Here, Ethos will guide you through common 401k beneficiary rules to help you be sure you're not making a mistake with your 401k beneficiary.
Designating your beneficiary
When you begin a new job, you'll likely be asked if you want to open a 401k plan when you're onboarded. There's no good reason not to, since 401k rules are in place to benefit you and your survivors, and you'll appreciate these savings when you retire.
As part of the sign-up process, you'll need to designate a primary beneficiary or beneficiaries and contingent beneficiaries who would receive the assets if the primary beneficiary has already passed away.
401k beneficiary rules for the surviving spouse
In most cases, your primary beneficiary will be your spouse, if you're married. A federal law called the Employee Retirement Income Security Act, or ERISA, states a spousal waiver must be signed if the spouse is designated for less than 50% of the 401k's assets.
Often, the simplest way to handle the 401k beneficiary designation rules is to make your spouse your primary beneficiary while naming your children as contingent beneficiaries.
401k beneficiary rules for surviving children
What if you want to name your children as primary beneficiaries? Are there 401k rules for that situation? The answer depends on the age of the children.
Let's say you're a widower, for example, with two children age 10 and 12. Since they're under age 18, you can't name them as primary beneficiaries. Instead, you'd appoint a guardian for the children to manage their finances.
Often, this is done by setting up a trust, into which the assets in the 401k would go if you were to pass away. Your children would inherit these assets either at age 18 or an age that you stipulate in the trust documentation.
Non-spousal beneficiary 401k rules
If you're named a beneficiary of a 401k plan, and you're neither a spouse nor a child, you'll need to adhere to a few 401k beneficiary rules. If the person you inherited from was over age 72, they were already starting to take the required minimum distribution (RMD) that the law requires you to take when you hit that age milestone.

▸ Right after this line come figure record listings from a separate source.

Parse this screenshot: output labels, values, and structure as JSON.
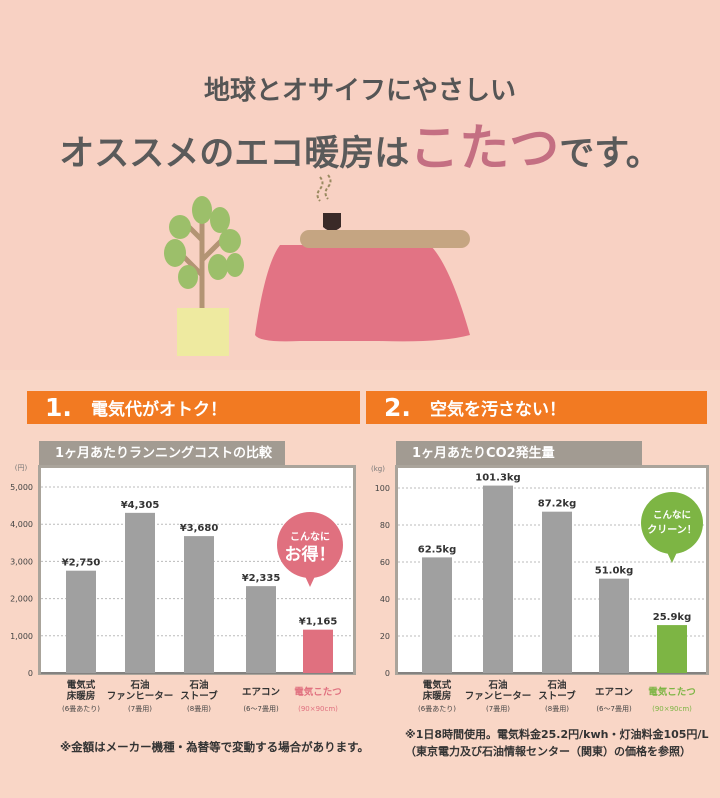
{
  "header": {
    "line1": "地球とオサイフにやさしい",
    "line2_before": "オススメのエコ暖房は",
    "line2_highlight": "こたつ",
    "line2_after": "です。"
  },
  "colors": {
    "background": "#f9d6c6",
    "banner": "#f27a22",
    "bar": "#a0a0a0",
    "kotatsu": "#e0707f",
    "green": "#7db544",
    "highlight_text": "#c46f82"
  },
  "sections": [
    {
      "number": "1.",
      "title": "電気代がオトク！"
    },
    {
      "number": "2.",
      "title": "空気を汚さない！"
    }
  ],
  "chart_data": [
    {
      "type": "bar",
      "title": "1ヶ月あたりランニングコストの比較",
      "unit": "(円)",
      "ylim": [
        0,
        5000
      ],
      "yticks": [
        "0",
        "1,000",
        "2,000",
        "3,000",
        "4,000",
        "5,000"
      ],
      "ytick_values": [
        0,
        1000,
        2000,
        3000,
        4000,
        5000
      ],
      "grid": true,
      "categories": [
        {
          "name": [
            "電気式",
            "床暖房"
          ],
          "sub": "(6畳あたり)"
        },
        {
          "name": [
            "石油",
            "ファンヒーター"
          ],
          "sub": "(7畳用)"
        },
        {
          "name": [
            "石油",
            "ストーブ"
          ],
          "sub": "(8畳用)"
        },
        {
          "name": [
            "エアコン"
          ],
          "sub": "(6〜7畳用)"
        },
        {
          "name": [
            "電気こたつ"
          ],
          "sub": "(90×90cm)"
        }
      ],
      "values": [
        2750,
        4305,
        3680,
        2335,
        1165
      ],
      "data_labels": [
        "¥2,750",
        "¥4,305",
        "¥3,680",
        "¥2,335",
        "¥1,165"
      ],
      "highlight_index": 4,
      "highlight_color": "#e0707f",
      "callout": [
        "こんなに",
        "お得！"
      ]
    },
    {
      "type": "bar",
      "title": "1ヶ月あたりCO2発生量",
      "unit": "(kg)",
      "ylim": [
        0,
        100
      ],
      "yticks": [
        "0",
        "20",
        "40",
        "60",
        "80",
        "100"
      ],
      "ytick_values": [
        0,
        20,
        40,
        60,
        80,
        100
      ],
      "grid": true,
      "categories": [
        {
          "name": [
            "電気式",
            "床暖房"
          ],
          "sub": "(6畳あたり)"
        },
        {
          "name": [
            "石油",
            "ファンヒーター"
          ],
          "sub": "(7畳用)"
        },
        {
          "name": [
            "石油",
            "ストーブ"
          ],
          "sub": "(8畳用)"
        },
        {
          "name": [
            "エアコン"
          ],
          "sub": "(6〜7畳用)"
        },
        {
          "name": [
            "電気こたつ"
          ],
          "sub": "(90×90cm)"
        }
      ],
      "values": [
        62.5,
        101.3,
        87.2,
        51.0,
        25.9
      ],
      "data_labels": [
        "62.5kg",
        "101.3kg",
        "87.2kg",
        "51.0kg",
        "25.9kg"
      ],
      "highlight_index": 4,
      "highlight_color": "#7db544",
      "callout": [
        "こんなに",
        "クリーン！"
      ]
    }
  ],
  "notes": {
    "left": "※金額はメーカー機種・為替等で変動する場合があります。",
    "right_line1": "※1日8時間使用。電気料金25.2円/kwh・灯油料金105円/L",
    "right_line2": "（東京電力及び石油情報センター（関東）の価格を参照）"
  }
}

As the beneficiary, you'll need to continue taking at least the RMD, leaving the remainder in the plan, or rolling it into an inherited IRA account.
If the person who named you in their 401k plan was under the age of 72, there are two options. The plan's stipulations may require that you remove all the money in the plan within five years of the person's death. You can do that all at once or in distributions for five years. You'll pay income tax on the money, but there's no penalty.
Your second choice, which again depends on how the plan was laid out, is to take the money in annual distributions over your life expectancy, as is indicated in the IRS's RMD life expectancy tables. You can do this either from within the plan or via an inherited IRA that you set up with the plan's contents.
401k beneficiary rules for divorce
The commonality of divorce is one good reason to review your 401k beneficiary designations annually. Consider this scenario: you have a 401k plan with your long-time employer — so long that you've pretty much forgotten about it. You get divorced and remarry soon afterward. If you were to pass away, your first spouse would inherit the 401k rather than your current spouse — unless you had the foresight to visit your employer's HR department and change your beneficiary after you remarried.
It's not uncommon for individuals to forget about their plans, leaving behind money when they move on. Your new spouse won't be able to earn a judgment in their favor just by virtue of having a marriage certificate. Naming your new spouse on your will isn't enough legally to overturn the named beneficiaries in the plan.
The information and content provided herein is for informational purposes only, and it is not to be considered legal, tax, investment, or financial advice, recommendation, or endorsement. You should consult with an attorney or other professional to determine what may be best for your individual needs.